Chicago | Reuters –– Most Chicago Mercantile Exchange live cattle contracts rose on Wednesday, driven by upward-trending wholesale beef values that may underpin prices for market-ready, or cash, cattle by Friday, traders said.

Thinly-traded spot February, which will expire on Feb. 29, closed down 0.025 cent/lb. to 136.975 cents (all figures US$). April ended 0.65 cent higher at 136.15 cents and June 0.675 cent higher at 125.275 cents.

The morning’s wholesale choice beef price jumped $2.27/cwt from Tuesday, to $217.41. Select cuts climbed $1.15, to $213.45, the U.S. Department of Agriculture said.

Easter’s early arrival this year on March 27 opens up the first weekend in April for grocers to potentially feature beef for spring grilling, said Doane Advisory Services economist Dan Vaught.

He said firm cash values are possible, citing the current April futures price and its tie to early beef buying for outdoor cook outs and reduced cattle slaughters during March and early April.

Cash bids in Texas were at $133/cwt against asking prices there and elsewhere in the U.S. Plains of $138-$140, said feedlot sources. Last week, cash cattle brought $133-$134.

The beef cutout price three-day rally improved packer profits.

Wednesday’s average beef packer margin was a negative $24.35 per head, up from a negative $41.10 on Tuesday and negative $42.05 a week ago, as calculated by HedgersEdge.com.

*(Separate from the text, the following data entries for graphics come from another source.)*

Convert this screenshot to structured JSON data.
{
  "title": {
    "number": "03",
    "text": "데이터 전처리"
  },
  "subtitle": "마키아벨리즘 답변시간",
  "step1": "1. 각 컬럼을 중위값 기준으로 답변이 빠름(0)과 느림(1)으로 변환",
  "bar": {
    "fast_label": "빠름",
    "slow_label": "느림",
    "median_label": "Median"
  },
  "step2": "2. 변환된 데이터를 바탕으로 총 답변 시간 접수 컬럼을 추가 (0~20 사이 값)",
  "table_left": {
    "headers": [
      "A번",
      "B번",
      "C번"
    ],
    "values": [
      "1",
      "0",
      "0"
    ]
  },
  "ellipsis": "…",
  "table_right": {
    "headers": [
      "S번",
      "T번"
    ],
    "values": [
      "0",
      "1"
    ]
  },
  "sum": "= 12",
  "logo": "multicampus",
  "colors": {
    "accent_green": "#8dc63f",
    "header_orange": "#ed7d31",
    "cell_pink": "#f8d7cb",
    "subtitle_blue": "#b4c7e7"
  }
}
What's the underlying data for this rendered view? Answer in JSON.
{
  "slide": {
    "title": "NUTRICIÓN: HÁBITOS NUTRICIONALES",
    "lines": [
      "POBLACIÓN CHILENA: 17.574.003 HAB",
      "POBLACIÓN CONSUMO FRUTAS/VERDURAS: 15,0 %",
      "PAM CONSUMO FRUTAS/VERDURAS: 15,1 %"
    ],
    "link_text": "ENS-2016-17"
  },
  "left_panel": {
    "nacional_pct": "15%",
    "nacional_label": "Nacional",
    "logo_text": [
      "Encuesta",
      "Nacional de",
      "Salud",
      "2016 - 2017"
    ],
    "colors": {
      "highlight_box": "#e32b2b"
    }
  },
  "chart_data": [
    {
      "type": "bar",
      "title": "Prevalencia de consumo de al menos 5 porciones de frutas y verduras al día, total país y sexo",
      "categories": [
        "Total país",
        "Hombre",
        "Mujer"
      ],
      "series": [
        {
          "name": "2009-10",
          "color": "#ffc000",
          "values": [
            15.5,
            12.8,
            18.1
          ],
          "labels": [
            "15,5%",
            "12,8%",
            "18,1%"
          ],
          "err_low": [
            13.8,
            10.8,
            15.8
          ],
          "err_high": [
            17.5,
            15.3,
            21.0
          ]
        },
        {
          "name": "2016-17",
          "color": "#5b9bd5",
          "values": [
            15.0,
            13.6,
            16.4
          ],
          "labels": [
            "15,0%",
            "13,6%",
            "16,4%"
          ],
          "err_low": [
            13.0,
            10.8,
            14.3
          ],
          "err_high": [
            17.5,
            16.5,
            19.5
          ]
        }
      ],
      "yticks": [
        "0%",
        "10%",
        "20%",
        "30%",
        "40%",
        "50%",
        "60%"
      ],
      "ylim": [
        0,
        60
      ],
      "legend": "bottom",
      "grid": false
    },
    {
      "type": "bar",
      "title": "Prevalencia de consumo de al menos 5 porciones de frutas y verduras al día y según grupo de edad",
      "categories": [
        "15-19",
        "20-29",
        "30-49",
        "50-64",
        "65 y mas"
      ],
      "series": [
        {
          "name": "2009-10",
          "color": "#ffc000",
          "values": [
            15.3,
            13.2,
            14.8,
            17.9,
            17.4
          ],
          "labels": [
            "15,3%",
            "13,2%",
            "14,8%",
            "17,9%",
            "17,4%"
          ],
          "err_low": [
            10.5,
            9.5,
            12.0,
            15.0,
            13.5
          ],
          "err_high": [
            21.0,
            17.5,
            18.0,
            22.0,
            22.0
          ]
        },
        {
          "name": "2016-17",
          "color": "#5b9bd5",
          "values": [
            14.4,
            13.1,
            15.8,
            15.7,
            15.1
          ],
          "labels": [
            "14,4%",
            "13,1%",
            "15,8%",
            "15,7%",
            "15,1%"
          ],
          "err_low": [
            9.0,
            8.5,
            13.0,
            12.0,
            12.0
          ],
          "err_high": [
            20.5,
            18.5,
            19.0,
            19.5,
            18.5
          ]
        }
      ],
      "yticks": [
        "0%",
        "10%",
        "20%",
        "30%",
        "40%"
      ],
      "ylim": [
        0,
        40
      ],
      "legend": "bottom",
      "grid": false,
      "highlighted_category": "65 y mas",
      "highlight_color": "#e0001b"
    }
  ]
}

Technical buying and live cattle futures advances lifted CME feeder cattle contracts. March closed 0.925 cent/lb. higher at 157.950.

Higher hog futures settlement

CME lean hogs moved higher, with help from buy stops and chart-related buying, traders said.

April closed up 1.525 cents/lb. to 71.475 cents. Light-traded May finished up 0.925 cent/lb. to 77.225 cents and above the 20-day moving average of 76.23 cents.

“The market is acting well technically, so I think that’s part and parcel what’s behind the strength,” said Vaught.

A winter storm moving across parts of the Midwest slowed movement of livestock to packing plants, which supported cash prices and further encouraged futures buying, said traders.

Wednesday morning’s average cash hog price in the western Midwest was up 40 cents from Tuesday in light volume to $63.09, the USDA said.

Packers on Wednesday processed 415,000 hogs, 18,000 fewer than last week, based on government data.

— Theopolis Waters reports on livestock markets for Reuters from Chicago.